One interesting factor would be direction of travel. In some cases like this, there is a predominant direction of travel – in this case, I would assume Southbound to Portland in the morning and Northbound to Washington State in the afternoon – and there is the possibility of a switchable lane. Makes it a more challenging design, but certainly far, far, far simpler than putting light rail on CRC.

One problem is that, while there was finally a desire to add capacity over the River, and on the Washington side to some extent, the Oregon side remains dedicated to absolutely no addition to road capacity and certainly not any added freeway lanes. So, Southbound, if you have more capacity over the River, to one extent, what you have accomplished is to move the initial major plug point further South along I-5, etc......"

Free alternative routes and flow changes from new capacity

The point that bond issuers want projects like these is also important. At some stage, investors have to become "once bitten, twice shy" about bonds for tolled road infrastructure projects. I and several transportation economists I know would have told them it wouldn’t work, because they are trying to compete with alternative routes that are still free of charge.

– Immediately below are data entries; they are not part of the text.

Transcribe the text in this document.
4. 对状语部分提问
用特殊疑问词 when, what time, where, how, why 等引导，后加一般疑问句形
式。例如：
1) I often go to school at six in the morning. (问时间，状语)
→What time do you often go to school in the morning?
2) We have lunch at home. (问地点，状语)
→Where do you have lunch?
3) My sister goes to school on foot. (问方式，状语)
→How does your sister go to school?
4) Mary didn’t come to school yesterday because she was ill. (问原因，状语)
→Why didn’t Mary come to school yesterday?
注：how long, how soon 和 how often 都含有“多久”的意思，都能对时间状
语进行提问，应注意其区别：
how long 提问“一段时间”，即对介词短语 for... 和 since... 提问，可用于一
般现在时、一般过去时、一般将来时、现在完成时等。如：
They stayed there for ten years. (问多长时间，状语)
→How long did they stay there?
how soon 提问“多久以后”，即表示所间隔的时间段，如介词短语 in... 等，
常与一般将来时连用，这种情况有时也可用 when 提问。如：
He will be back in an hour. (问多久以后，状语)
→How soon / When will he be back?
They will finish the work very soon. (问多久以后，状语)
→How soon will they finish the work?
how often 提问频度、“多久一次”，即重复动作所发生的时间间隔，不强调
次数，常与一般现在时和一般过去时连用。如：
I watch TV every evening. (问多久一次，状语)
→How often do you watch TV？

I will explain the extent of the problem; few people, even in the transport sector, understand this.

The graphed relationship between “demand” and “flow”, is a backwards-bending curve. That is, a tipping point in demand is reached when traffic that was flowing at a certain rate, becomes “stop-start”. Suddenly, even though demand has increased, flow has decreased. It is this phenomenon that road planners are fools to allow to happen.

But it has happened – then, bingo, an ignorant private investor builds an alternative toll road. It only needs a few percent of existing users of the congested route, to switch; and suddenly the previously-congested free route, is a free-flow route again, throughputting MORE vehicles at the crucial peak period, than what it was when traffic was “stop-start”.

The trip destinations are on a massive winner – i.e. the businesses and property owners; the toll road investors take a haircut. (I actually like this as a means of the public getting a free new road out of stupid investors).:-) It is actually nonsense to imply as anti-car activists usually do, that the problem is “lack of demand” (this straight after arguing for years that induced traffic will re-congest any expansion in capacity); the throughput of the total system is actually massively increased even though even the old routes APPEAR to be carrying LESS vehicles at peak. They are actually carrying more, but not under the old "stop-start" conditions.

Of course a lot of this is time and route switches, but it is inherently more efficient that people can plan their commute around efficient times of attendance at work, not “beating the traffic”. And the point remains that the car drivers are perfectly happily paying the cost of their car, petrol, repairs, insurance, whatever – adding up to 20 cents a km for an efficient little car; more for bigger ones. They just can’t be bothered paying more to travel on a new toll road that offers less time savings than the stupid private investors thought it would.

The correct time to apply “pricing”, is not when capacity is added sufficient to restore faster FLOW, but when there is stop-start congestion. Once demand has risen again to the point that all routes are congested, turning one lane into a “priced” express lane will achieve impressive results. Such lanes, correctly priced, throughput MORE vehicles than the adjacent free of charge lanes which remain stop-start. Therefore no-one “loses”, because no-one who is “priced out” of the express lane(s) is adding to congestion in the free ones.

If you don’t “get it”, oh well, 99% of people, unfortunately don’t.